Reflection for September 2019

By Sister Ann Clark, CPPS

It has been quite a summer in Dayton, Ohio. It began on May 25 when the KKK held a rally at Courthouse Square in downtown Dayton. Days after Montgomery County issued a permit to a Ku Klux Klan-affiliated group to rally on Courthouse Square, a coalition of community groups mounted an effort to counter the planned event. In the end there were nine Klan members who showed up and 500 to 600 counter-protesters to say there is no room for hate in Dayton. I was proud of our city.

Then on Memorial Day, after a lovely day for picnics and outings, the weather turned ugly that night. There were 15 tornadoes that devastated parts of the city. The parts that were hit were generally lower-income areas. Many apartments, houses and businesses were destroyed. The extent of the devastation was not really known until the next morning. Many trees were down, houses were without roofs and parts of buildings were in the streets and on lawns. There was no electricity in the hard-hit areas. One place that was hit was a water pumping station, so areas were without both electric and water for days. The people of Dayton came through again and donated water, food and money. There were even people who pitched pop-up tents near the worst areas to provide water and food for volunteers as they worked to clean up the trees and debris created by the tornadoes.

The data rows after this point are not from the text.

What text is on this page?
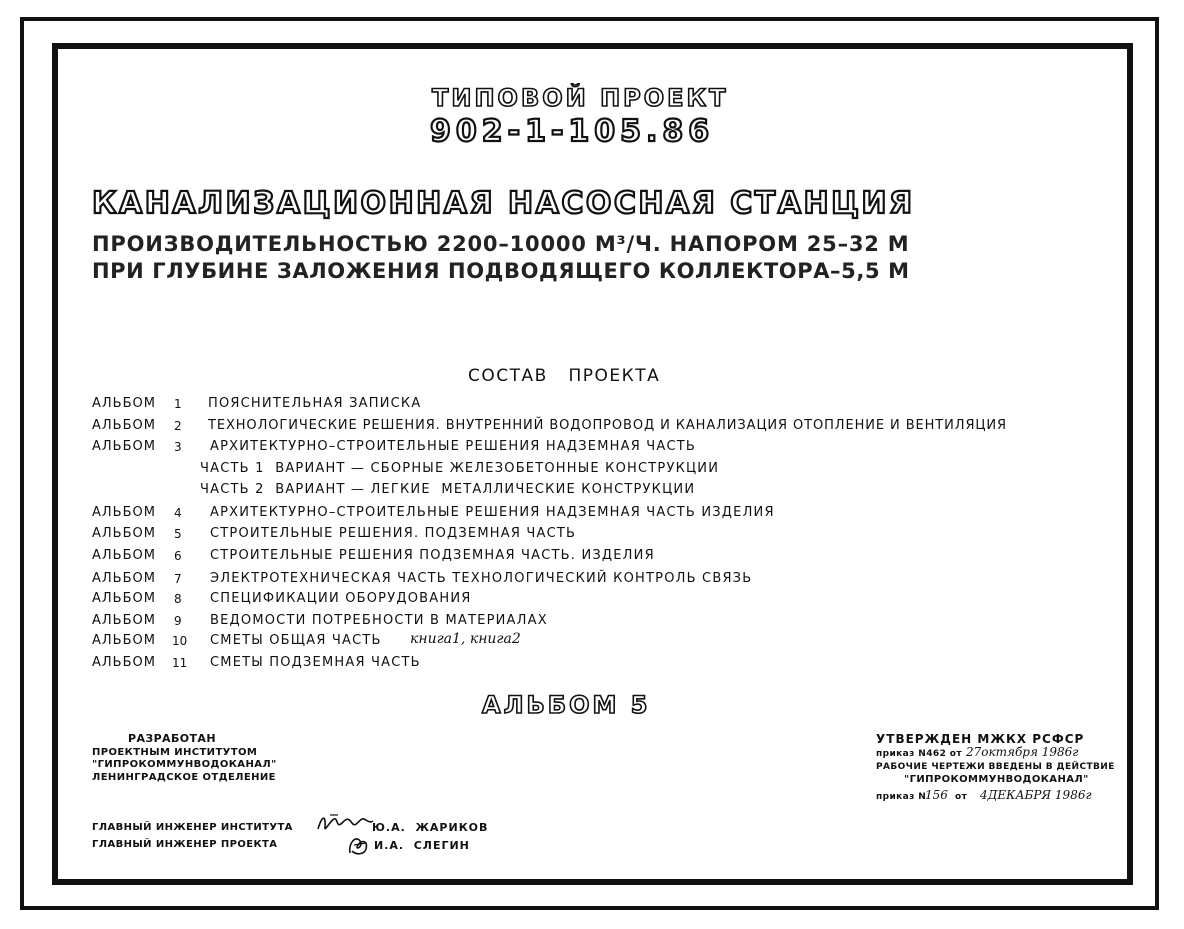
ТИПОВОЙ ПРОЕКТ
902-1-105.86
КАНАЛИЗАЦИОННАЯ НАСОСНАЯ СТАНЦИЯ
ПРОИЗВОДИТЕЛЬНОСТЬЮ 2200–10000 М³/Ч. НАПОРОМ 25–32 М
ПРИ ГЛУБИНЕ ЗАЛОЖЕНИЯ ПОДВОДЯЩЕГО КОЛЛЕКТОРА–5,5 М
СОСТАВ   ПРОЕКТА
АЛЬБОМ 1 ПОЯСНИТЕЛЬНАЯ ЗАПИСКА
АЛЬБОМ 2 ТЕХНОЛОГИЧЕСКИЕ РЕШЕНИЯ. ВНУТРЕННИЙ ВОДОПРОВОД И КАНАЛИЗАЦИЯ ОТОПЛЕНИЕ И ВЕНТИЛЯЦИЯ
АЛЬБОМ 3 АРХИТЕКТУРНО–СТРОИТЕЛЬНЫЕ РЕШЕНИЯ НАДЗЕМНАЯ ЧАСТЬ
ЧАСТЬ 1  ВАРИАНТ — СБОРНЫЕ ЖЕЛЕЗОБЕТОННЫЕ КОНСТРУКЦИИ
ЧАСТЬ 2  ВАРИАНТ — ЛЕГКИЕ  МЕТАЛЛИЧЕСКИЕ КОНСТРУКЦИИ
АЛЬБОМ 4 АРХИТЕКТУРНО–СТРОИТЕЛЬНЫЕ РЕШЕНИЯ НАДЗЕМНАЯ ЧАСТЬ ИЗДЕЛИЯ
АЛЬБОМ 5 СТРОИТЕЛЬНЫЕ РЕШЕНИЯ. ПОДЗЕМНАЯ ЧАСТЬ
АЛЬБОМ 6 СТРОИТЕЛЬНЫЕ РЕШЕНИЯ ПОДЗЕМНАЯ ЧАСТЬ. ИЗДЕЛИЯ
АЛЬБОМ 7 ЭЛЕКТРОТЕХНИЧЕСКАЯ ЧАСТЬ ТЕХНОЛОГИЧЕСКИЙ КОНТРОЛЬ СВЯЗЬ
АЛЬБОМ 8 СПЕЦИФИКАЦИИ ОБОРУДОВАНИЯ
АЛЬБОМ 9 ВЕДОМОСТИ ПОТРЕБНОСТИ В МАТЕРИАЛАХ
АЛЬБОМ 10 СМЕТЫ ОБЩАЯ ЧАСТЬ книга1, книга2
АЛЬБОМ 11 СМЕТЫ ПОДЗЕМНАЯ ЧАСТЬ
АЛЬБОМ 5
РАЗРАБОТАН
ПРОЕКТНЫМ ИНСТИТУТОМ
"ГИПРОКОММУНВОДОКАНАЛ"
ЛЕНИНГРАДСКОЕ ОТДЕЛЕНИЕ
УТВЕРЖДЕН МЖКХ РСФСР
приказ N462 от 27октября 1986г
РАБОЧИЕ ЧЕРТЕЖИ ВВЕДЕНЫ В ДЕЙСТВИЕ
"ГИПРОКОММУНВОДОКАНАЛ"
приказ N
156 от 4ДЕКАБРЯ 1986г
ГЛАВНЫЙ ИНЖЕНЕР ИНСТИТУТА	Ю.А.  ЖАРИКОВ
ГЛАВНЫЙ ИНЖЕНЕР ПРОЕКТА	И.А.  СЛЕГИН
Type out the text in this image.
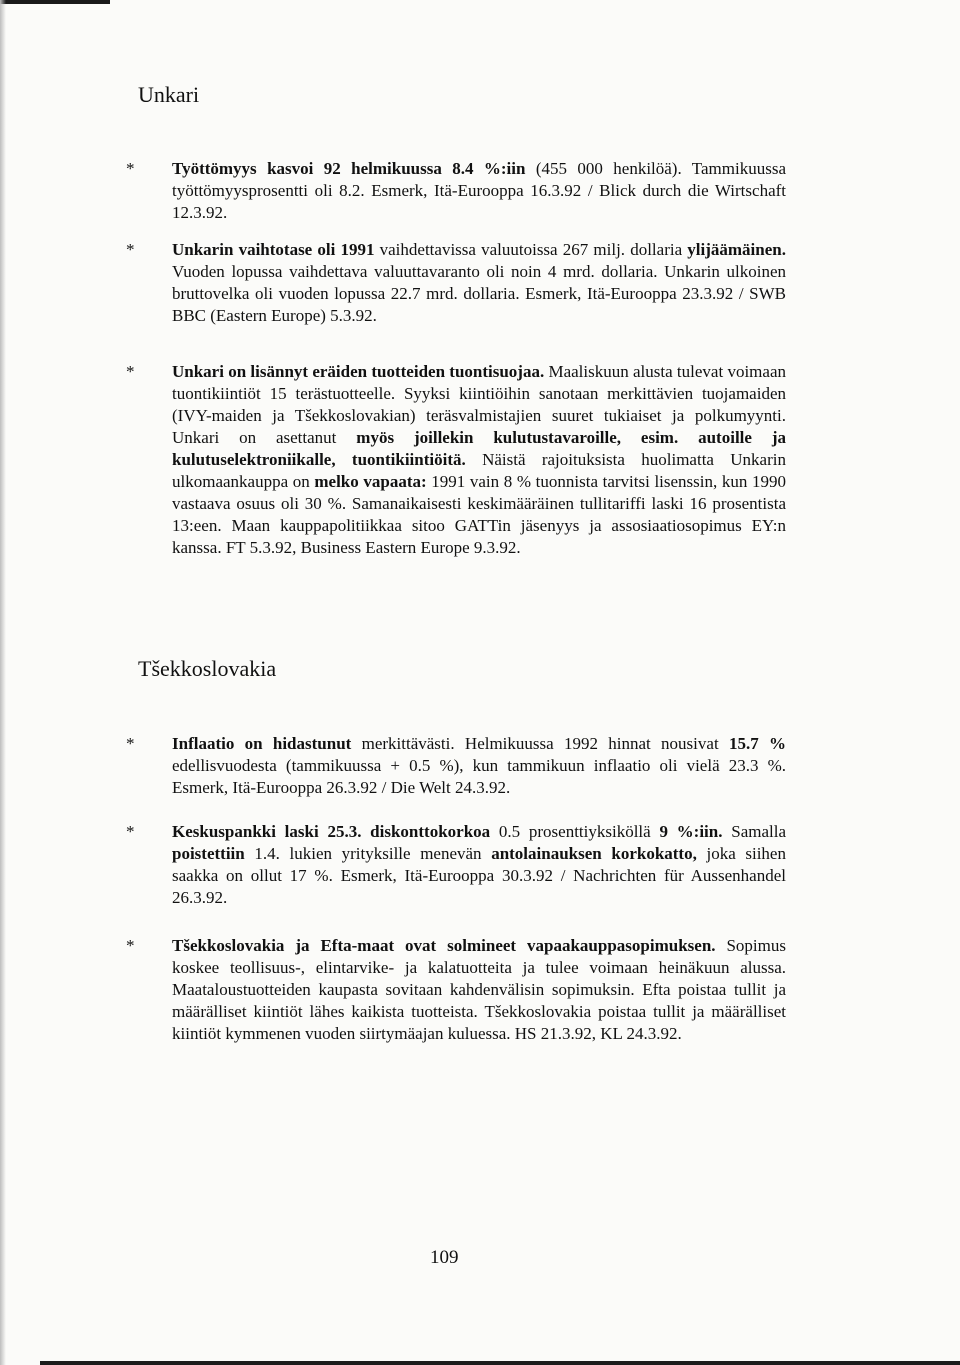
Unkari
*	Työttömyys kasvoi 92 helmikuussa 8.4 %:iin (455 000 henkilöä). Tammikuussa työttömyysprosentti oli 8.2. Esmerk, Itä-Eurooppa 16.3.92 / Blick durch die Wirtschaft 12.3.92.
*	Unkarin vaihtotase oli 1991 vaihdettavissa valuutoissa 267 milj. dollaria ylijäämäinen. Vuoden lopussa vaihdettava valuuttavaranto oli noin 4 mrd. dollaria. Unkarin ulkoinen bruttovelka oli vuoden lopussa 22.7 mrd. dollaria. Esmerk, Itä-Eurooppa 23.3.92 / SWB BBC (Eastern Europe) 5.3.92.
*	Unkari on lisännyt eräiden tuotteiden tuontisuojaa. Maaliskuun alusta tulevat voimaan tuontikiintiöt 15 terästuotteelle. Syyksi kiintiöihin sanotaan merkittävien tuojamaiden (IVY-maiden ja Tšekkoslovakian) teräsvalmistajien suuret tukiaiset ja polkumyynti. Unkari on asettanut myös joillekin kulutustavaroille, esim. autoille ja kulutuselektroniikalle, tuontikiintiöitä. Näistä rajoituksista huolimatta Unkarin ulkomaankauppa on melko vapaata: 1991 vain 8 % tuonnista tarvitsi lisenssin, kun 1990 vastaava osuus oli 30 %. Samanaikaisesti keskimääräinen tullitariffi laski 16 prosentista 13:een. Maan kauppapolitiikkaa sitoo GATTin jäsenyys ja assosiaatiosopimus EY:n kanssa. FT 5.3.92, Business Eastern Europe 9.3.92.
Tšekkoslovakia
*	Inflaatio on hidastunut merkittävästi. Helmikuussa 1992 hinnat nousivat 15.7 % edellisvuodesta (tammikuussa + 0.5 %), kun tammikuun inflaatio oli vielä 23.3 %. Esmerk, Itä-Eurooppa 26.3.92 / Die Welt 24.3.92.
*	Keskuspankki laski 25.3. diskonttokorkoa 0.5 prosenttiyksiköllä 9 %:iin. Samalla poistettiin 1.4. lukien yrityksille menevän antolainauksen korkokatto, joka siihen saakka on ollut 17 %. Esmerk, Itä-Eurooppa 30.3.92 / Nachrichten für Aussenhandel 26.3.92.
*	Tšekkoslovakia ja Efta-maat ovat solmineet vapaakauppasopimuksen. Sopimus koskee teollisuus-, elintarvike- ja kalatuotteita ja tulee voimaan heinäkuun alussa. Maataloustuotteiden kaupasta sovitaan kahdenvälisin sopimuksin. Efta poistaa tullit ja määrälliset kiintiöt lähes kaikista tuotteista. Tšekkoslovakia poistaa tullit ja määrälliset kiintiöt kymmenen vuoden siirtymäajan kuluessa. HS 21.3.92, KL 24.3.92.
109
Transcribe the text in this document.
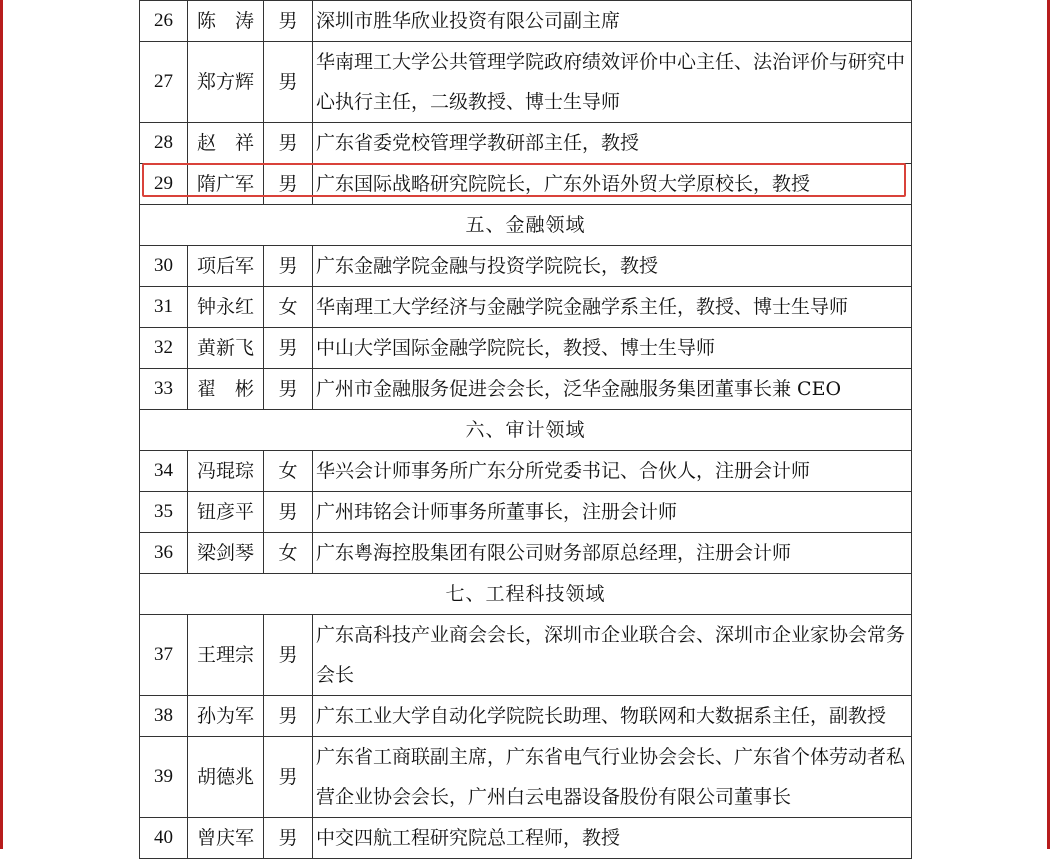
26	陈　涛	男	深圳市胜华欣业投资有限公司副主席
27	郑方辉	男	华南理工大学公共管理学院政府绩效评价中心主任、法治评价与研究中心执行主任，二级教授、博士生导师
28	赵　祥	男	广东省委党校管理学教研部主任，教授
29	隋广军	男	广东国际战略研究院院长，广东外语外贸大学原校长，教授
五、金融领域			
30	项后军	男	广东金融学院金融与投资学院院长，教授
31	钟永红	女	华南理工大学经济与金融学院金融学系主任，教授、博士生导师
32	黄新飞	男	中山大学国际金融学院院长，教授、博士生导师
33	翟　彬	男	广州市金融服务促进会会长，泛华金融服务集团董事长兼 CEO
六、审计领域			
34	冯琨琮	女	华兴会计师事务所广东分所党委书记、合伙人，注册会计师
35	钮彦平	男	广州玮铭会计师事务所董事长，注册会计师
36	梁剑琴	女	广东粤海控股集团有限公司财务部原总经理，注册会计师
七、工程科技领域			
37	王理宗	男	广东高科技产业商会会长，深圳市企业联合会、深圳市企业家协会常务会长
38	孙为军	男	广东工业大学自动化学院院长助理、物联网和大数据系主任，副教授
39	胡德兆	男	广东省工商联副主席，广东省电气行业协会会长、广东省个体劳动者私营企业协会会长，广州白云电器设备股份有限公司董事长
40	曾庆军	男	中交四航工程研究院总工程师，教授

Again, I was proud of our city.

On August 4, we woke up to the devastating news of a mass shooting in the Oregon District (an entertainment district downtown) with nine people killed. This was less than 24 hours after 22 were killed in another mass shooting in El Paso, Texas. The shooter in Dayton, the 10th fatality, was killed by the Dayton police. Again, the city rallied. There was a vigil that night in the Oregon District to pray for the victims and for the city. Streets were packed with people gathered to mourn and to try to comprehend that this could happen here. Again, I was proud of our city — #daytonstrong.

As a Congregation, we could not remain silent after such a horrible tragedy. Our newly elected Community Council issued a press release in which we said that we “strengthen our resolve to counter and overcome the negative influences in our culture that result in this violence and to demand sensible legislation that works for the good of all people, not for the powerful few. … We believe that each person is precious in God’s eyes, even those who commit acts of violence. As Daytonians, El Pasoans and so many others have been demonstrating, let’s continue to show our care and concern for our neighbors, especially those who are on the fringes. … In doing this, together we build a more peaceful and loving society where the power of love, not hate, is triumphant.”

It seems that each day brings a new tragedy, a senseless shedding of blood by violence. As people dedicated to the Precious Blood of Jesus, we are called, at this time in our country and in our world, to be witnesses of God’s reconciling and redeeming love — maybe in a way we never have before. It is a great challenge for us. May we accept the challenge!